A boy called. But he reached the Continental Air Defense Command, now NORAD, a joint American and Canadian effort to spot potential enemy attacks. Tensions grew with the Soviet Union, along with concerns about nuclear war.

Air Force Col. Harry W. Shoup picked up an emergency-only “red phone” and was greeted by a tiny voice that began reciting a Christmas wish list.

“He went on a little bit and he takes a breath and says, ‘Hey, you’re not Santa Claus,'” Shoup told The Associated Press in 1999.

Realizing that an explanation would be lost on the youngster, Shoup summoned a deep, happy voice and replied, “Ho, ho, ho! Yes, I’m Santa Claus. Have you been a good boy?”

Shoup said he learned from the boy’s mother that Sears mistakenly printed the top secret number. He hung up, but the phone soon rang again with a young girl reciting her Christmas list. Fifty calls a day followed, he said.

In the pre-digital age, the agency used a 60 by 80 foot (18 by 24 meter) Plexiglas map of North America to track unidentified objects. An employee jokingly pulled Santa Claus and his sleigh across the North Pole.

The tradition was born.

“Note to the kiddies,” began an AP story from Colorado Springs on December 23, 1955. “Santa Claus on Friday was granted safe passage into the United States by the Continental Air Defense Command.”

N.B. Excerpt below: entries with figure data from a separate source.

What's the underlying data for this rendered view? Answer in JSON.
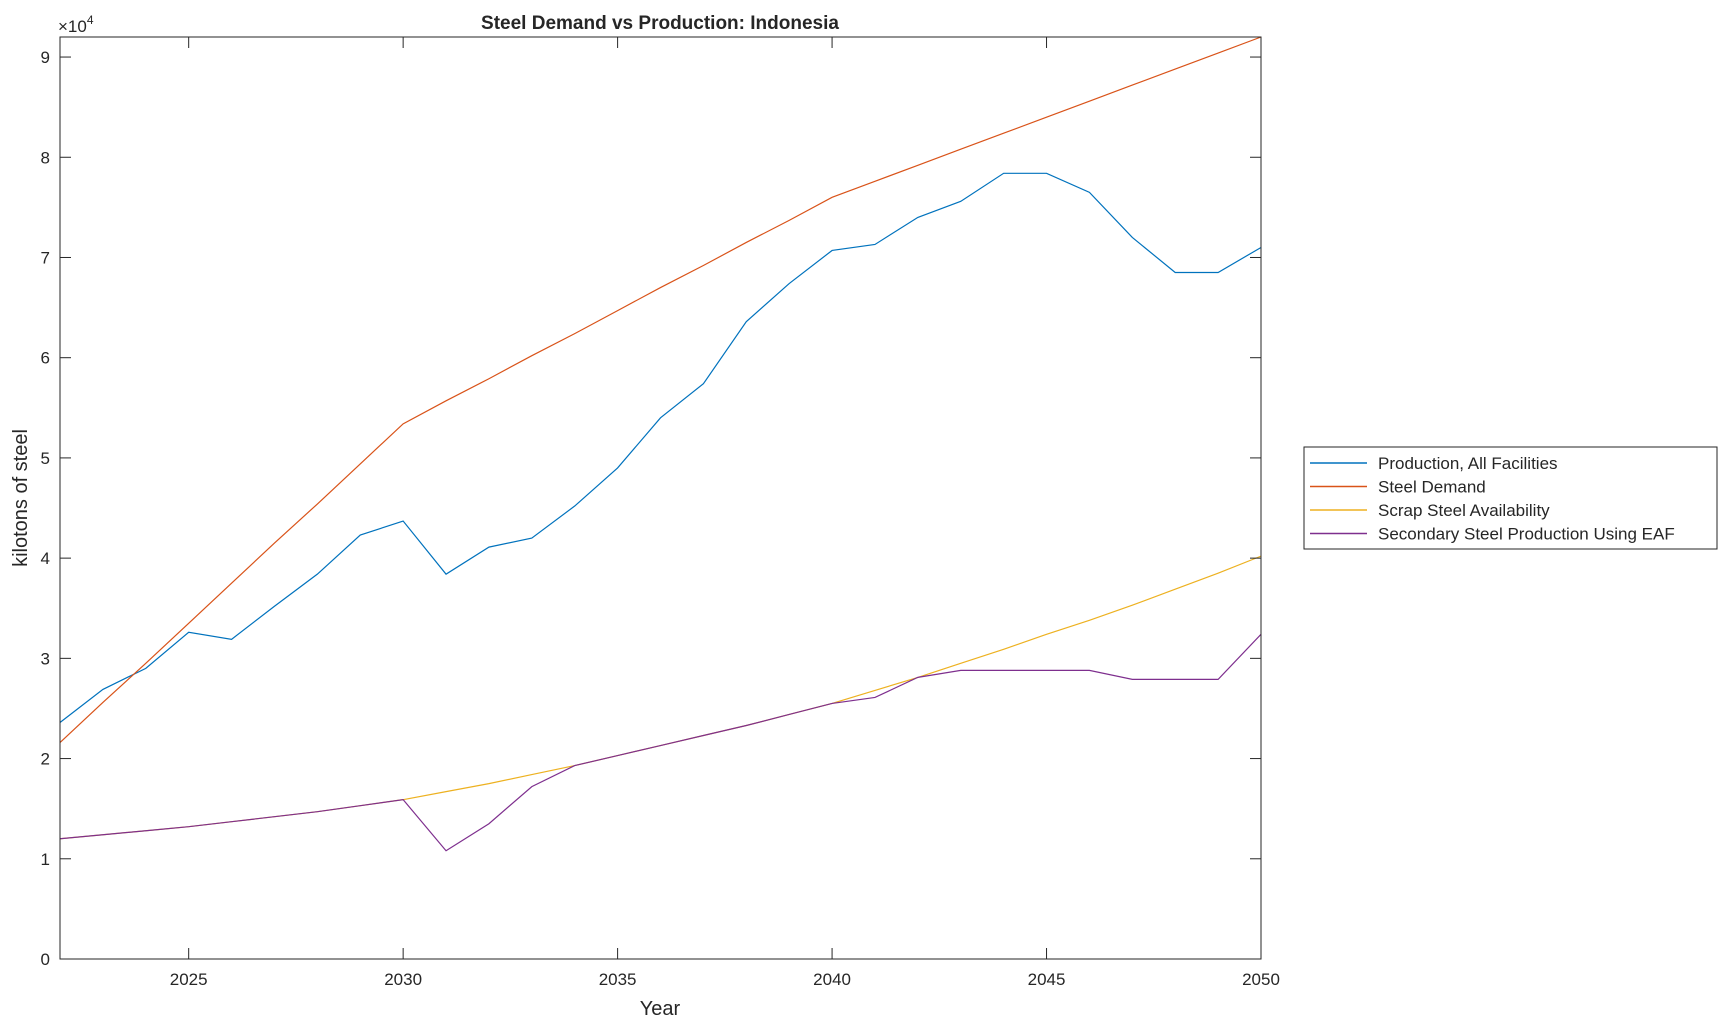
{
  "chart_data": {
    "type": "line",
    "title": "Steel Demand vs Production: Indonesia",
    "xlabel": "Year",
    "ylabel": "kilotons of steel",
    "y_exponent_label": "×10",
    "y_exponent": "4",
    "xlim": [
      2022,
      2050
    ],
    "ylim": [
      0,
      92000
    ],
    "x_ticks": [
      2025,
      2030,
      2035,
      2040,
      2045,
      2050
    ],
    "y_ticks": [
      0,
      10000,
      20000,
      30000,
      40000,
      50000,
      60000,
      70000,
      80000,
      90000
    ],
    "y_tick_labels": [
      "0",
      "1",
      "2",
      "3",
      "4",
      "5",
      "6",
      "7",
      "8",
      "9"
    ],
    "grid": false,
    "legend_position": "outside-right",
    "x": [
      2022,
      2023,
      2024,
      2025,
      2026,
      2027,
      2028,
      2029,
      2030,
      2031,
      2032,
      2033,
      2034,
      2035,
      2036,
      2037,
      2038,
      2039,
      2040,
      2041,
      2042,
      2043,
      2044,
      2045,
      2046,
      2047,
      2048,
      2049,
      2050
    ],
    "series": [
      {
        "name": "Production, All Facilities",
        "color": "#0072BD",
        "values": [
          23600,
          26900,
          29000,
          32600,
          31900,
          35200,
          38400,
          42300,
          43700,
          38400,
          41100,
          42000,
          45200,
          49000,
          54000,
          57400,
          63600,
          67400,
          70700,
          71300,
          74000,
          75600,
          78400,
          78400,
          76500,
          72000,
          68500,
          68500,
          71000
        ]
      },
      {
        "name": "Steel Demand",
        "color": "#D95319",
        "values": [
          21600,
          25600,
          29500,
          33500,
          37500,
          41500,
          45400,
          49400,
          53400,
          55700,
          57900,
          60200,
          62400,
          64700,
          67000,
          69200,
          71500,
          73700,
          76000,
          77600,
          79200,
          80800,
          82400,
          84000,
          85600,
          87200,
          88800,
          90400,
          92000
        ]
      },
      {
        "name": "Scrap Steel Availability",
        "color": "#EDB120",
        "values": [
          12000,
          12400,
          12800,
          13200,
          13700,
          14200,
          14700,
          15300,
          15900,
          16700,
          17500,
          18400,
          19300,
          20300,
          21300,
          22300,
          23300,
          24400,
          25500,
          26800,
          28100,
          29500,
          30900,
          32400,
          33800,
          35300,
          36900,
          38500,
          40200
        ]
      },
      {
        "name": "Secondary Steel Production Using EAF",
        "color": "#7E2F8E",
        "values": [
          12000,
          12400,
          12800,
          13200,
          13700,
          14200,
          14700,
          15300,
          15900,
          10800,
          13500,
          17200,
          19300,
          20300,
          21300,
          22300,
          23300,
          24400,
          25500,
          26100,
          28100,
          28800,
          28800,
          28800,
          28800,
          27900,
          27900,
          27900,
          32400
        ]
      }
    ]
  }
}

In a likely reference to the Soviets, the article noted that Santa Claus was protected from possible attacks by “those who do not believe in Christmas.”

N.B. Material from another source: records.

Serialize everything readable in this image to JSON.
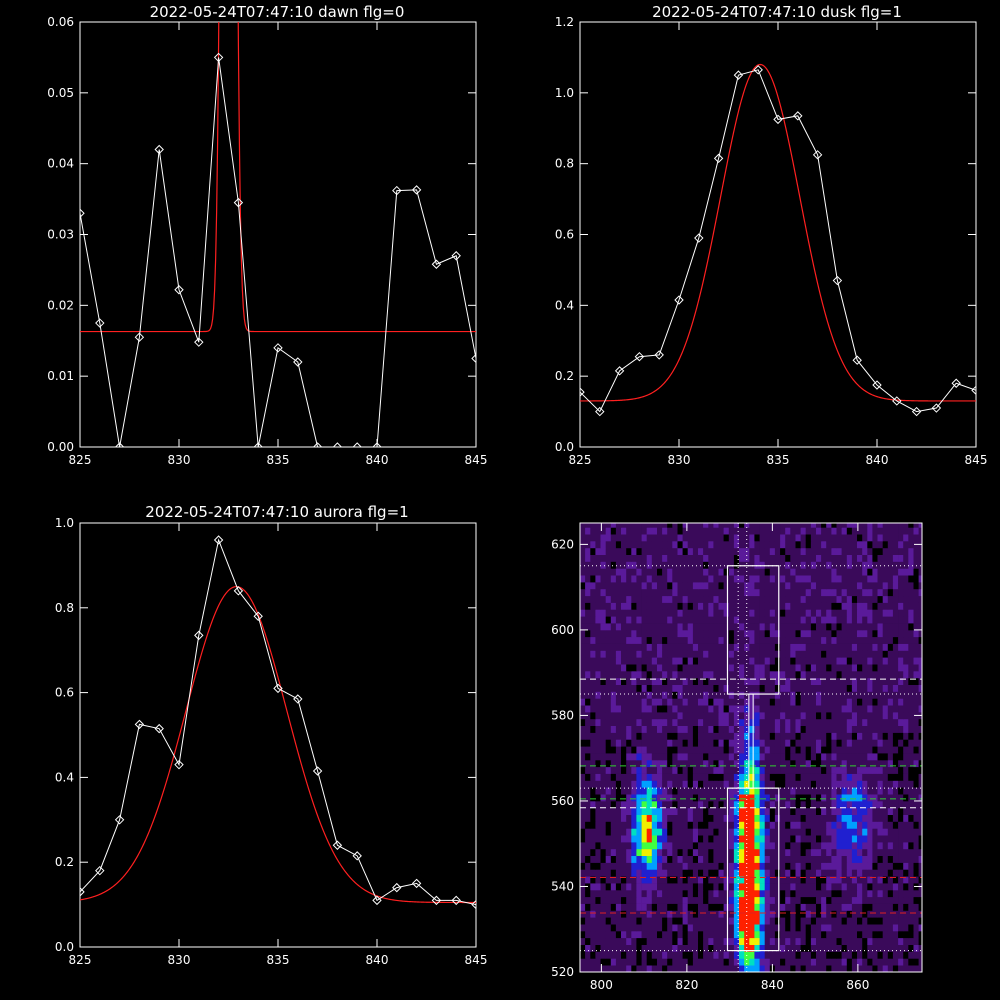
{
  "colors": {
    "background": "#000000",
    "axis": "#ffffff",
    "data": "#ffffff",
    "fit": "#ff2020",
    "green_guide": "#30d030",
    "red_guide": "#e02020"
  },
  "chart_data": [
    {
      "id": "dawn",
      "type": "line",
      "title": "2022-05-24T07:47:10 dawn flg=0",
      "xlim": [
        825,
        845
      ],
      "ylim": [
        0,
        0.06
      ],
      "xticks": [
        "825",
        "830",
        "835",
        "840",
        "845"
      ],
      "yticks": [
        "0.00",
        "0.01",
        "0.02",
        "0.03",
        "0.04",
        "0.05",
        "0.06"
      ],
      "x": [
        825,
        826,
        827,
        828,
        829,
        830,
        831,
        832,
        833,
        834,
        835,
        836,
        837,
        838,
        839,
        840,
        841,
        842,
        843,
        844,
        845
      ],
      "series": [
        {
          "style": "data",
          "values": [
            0.033,
            0.0175,
            0,
            0.0155,
            0.042,
            0.0222,
            0.0148,
            0.055,
            0.0345,
            0,
            0.014,
            0.012,
            0,
            0,
            0,
            0,
            0.0362,
            0.0363,
            0.0258,
            0.027,
            0.0125
          ]
        }
      ],
      "fit": {
        "kind": "gaussian",
        "baseline": 0.0163,
        "amplitude": 0.3,
        "center": 832.5,
        "sigma": 0.25
      }
    },
    {
      "id": "dusk",
      "type": "line",
      "title": "2022-05-24T07:47:10 dusk flg=1",
      "xlim": [
        825,
        845
      ],
      "ylim": [
        0,
        1.2
      ],
      "xticks": [
        "825",
        "830",
        "835",
        "840",
        "845"
      ],
      "yticks": [
        "0.0",
        "0.2",
        "0.4",
        "0.6",
        "0.8",
        "1.0",
        "1.2"
      ],
      "x": [
        825,
        826,
        827,
        828,
        829,
        830,
        831,
        832,
        833,
        834,
        835,
        836,
        837,
        838,
        839,
        840,
        841,
        842,
        843,
        844,
        845
      ],
      "series": [
        {
          "style": "data",
          "values": [
            0.155,
            0.1,
            0.215,
            0.255,
            0.26,
            0.415,
            0.59,
            0.815,
            1.05,
            1.065,
            0.925,
            0.935,
            0.825,
            0.47,
            0.245,
            0.175,
            0.13,
            0.1,
            0.11,
            0.18,
            0.16
          ]
        }
      ],
      "fit": {
        "kind": "gaussian",
        "baseline": 0.13,
        "amplitude": 0.95,
        "center": 834.1,
        "sigma": 2.0
      }
    },
    {
      "id": "aurora",
      "type": "line",
      "title": "2022-05-24T07:47:10 aurora flg=1",
      "xlim": [
        825,
        845
      ],
      "ylim": [
        0,
        1.0
      ],
      "xticks": [
        "825",
        "830",
        "835",
        "840",
        "845"
      ],
      "yticks": [
        "0.0",
        "0.2",
        "0.4",
        "0.6",
        "0.8",
        "1.0"
      ],
      "x": [
        825,
        826,
        827,
        828,
        829,
        830,
        831,
        832,
        833,
        834,
        835,
        836,
        837,
        838,
        839,
        840,
        841,
        842,
        843,
        844,
        845
      ],
      "series": [
        {
          "style": "data",
          "values": [
            0.13,
            0.18,
            0.3,
            0.525,
            0.515,
            0.43,
            0.735,
            0.96,
            0.84,
            0.78,
            0.61,
            0.585,
            0.415,
            0.24,
            0.215,
            0.11,
            0.14,
            0.15,
            0.11,
            0.11,
            0.1
          ]
        }
      ],
      "fit": {
        "kind": "gaussian",
        "baseline": 0.105,
        "amplitude": 0.745,
        "center": 832.9,
        "sigma": 2.55
      }
    },
    {
      "id": "image",
      "type": "heatmap",
      "title": "",
      "xlim": [
        795,
        875
      ],
      "ylim": [
        520,
        625
      ],
      "xticks": [
        "800",
        "820",
        "840",
        "860"
      ],
      "yticks": [
        "520",
        "540",
        "560",
        "580",
        "600",
        "620"
      ],
      "colormap": [
        "#000000",
        "#3a0a5a",
        "#5a1a9a",
        "#2020d0",
        "#00a0ff",
        "#00e0c0",
        "#40ff40",
        "#f0f000",
        "#ff2000"
      ],
      "sources": [
        {
          "x": 834,
          "y": 545,
          "wx": 2.0,
          "wy": 18,
          "amp": 0.95
        },
        {
          "x": 810,
          "y": 553,
          "wx": 2.2,
          "wy": 8,
          "amp": 0.7
        },
        {
          "x": 834,
          "y": 556,
          "wx": 1.5,
          "wy": 4,
          "amp": 0.5
        },
        {
          "x": 858,
          "y": 555,
          "wx": 3.5,
          "wy": 8,
          "amp": 0.3
        },
        {
          "x": 834,
          "y": 532,
          "wx": 2.0,
          "wy": 6,
          "amp": 0.45
        }
      ],
      "boxes": [
        {
          "x0": 829.5,
          "x1": 841.5,
          "y0": 585,
          "y1": 615
        },
        {
          "x0": 829.5,
          "x1": 841.5,
          "y0": 525,
          "y1": 563
        }
      ],
      "connector": {
        "x0": 834.5,
        "x1": 835.5,
        "y0": 563,
        "y1": 585
      },
      "v_dotted": [
        832,
        834
      ],
      "h_dotted": [
        615,
        585,
        563,
        525
      ],
      "h_dashed": [
        {
          "y": 588.5,
          "color": "white"
        },
        {
          "y": 568.2,
          "color": "green"
        },
        {
          "y": 560.5,
          "color": "green"
        },
        {
          "y": 558.4,
          "color": "white"
        },
        {
          "y": 542.1,
          "color": "red"
        },
        {
          "y": 533.8,
          "color": "red"
        }
      ]
    }
  ]
}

Is the origin story a hoax?

Some grinchy reporters have poked fun at Shoup’s story, questioning whether a typo or wrong call led to the boy’s call.

In 2014, the tech news site Gizmodo cited an International News Service story from December 1, 1955, about a child’s call to Shoup. Published in the Pasadena Independent, the article said the child reversed two digits in the Sears number.

“When a childish voice asked COC Commander Col. Harry Shoup if there was a Santa Claus at the North Pole, he replied much more gruffly than he should—considering the season:

“There may be a guy called Santa Claus at the North Pole, but he’s not the one I worry about coming from that direction,” Shoup said in the short piece.

In 2015, The Atlantic magazine doubted the flow of calls to the secret line, while noting that Shoup had a flair for public relations.

Phone calls aside, Shoup was actually media savvy. In 1986, he told Scripps Howard News Service that he recognized an opportunity when an employee drew Santa on the glass card in 1955.

A lieutenant colonel promised to have it deleted. But Shoup said, “You leave it right there,” and called public affairs. Shoup wanted to boost the morale of both the troops and the public.

“Why, it made the military look good – like we’re not all a bunch of snobs who don’t care about Santa,” he said.

Shoup died in 2009. His children told the StoryCorps podcast in 2014 that it was a misprinted Sears ad that prompted the phone calls.

“And later in life he got letters from all over the world,” said Terri Van Keuren, a daughter. “People say ‘Thank you, Colonel, for having, you know, this sense of humor.'”

A rare addition to Santa’s history

NORAD’s tradition is one of the few modern additions to the centuries-old Santa story that has endured, according to Gerry Bowler, a Canadian historian who spoke to the AP in 2010.

Ad campaigns or movies try to “kidnap” Santa Claus for commercial purposes, said Bowler, who wrote “Santa Claus: A Biography.” NORAD, on the other hand, takes an essential element of Santa’s history and views it through a technological lens.

In a recent interview with the AP, Air Force Lt. Gen. Case Cunningham explained that NORAD radars in Alaska and Canada — known as the Northern Warning System — are the first to detect Santa Claus.

He leaves the North Pole and typically heads towards the International Date Line in the Pacific Ocean. From there he moves west after nightfall.

“That’s when the satellite systems we use to track and identify targets of interest every single day start to kick in,” Cunningham said. “A probably little-known fact is that Rudolph’s nose, which glows red, emits a lot of heat. And so these satellites track (Santa Claus) through that heat source.”

NORAD has an app and website, www.noradsanta.orgwho will track Santa on Christmas Eve from 4 to midnight, mountain standard time. People can call 1-877-HI-NORAD to ask live operators about Santa’s location from 6 a.m. to midnight, mountain time.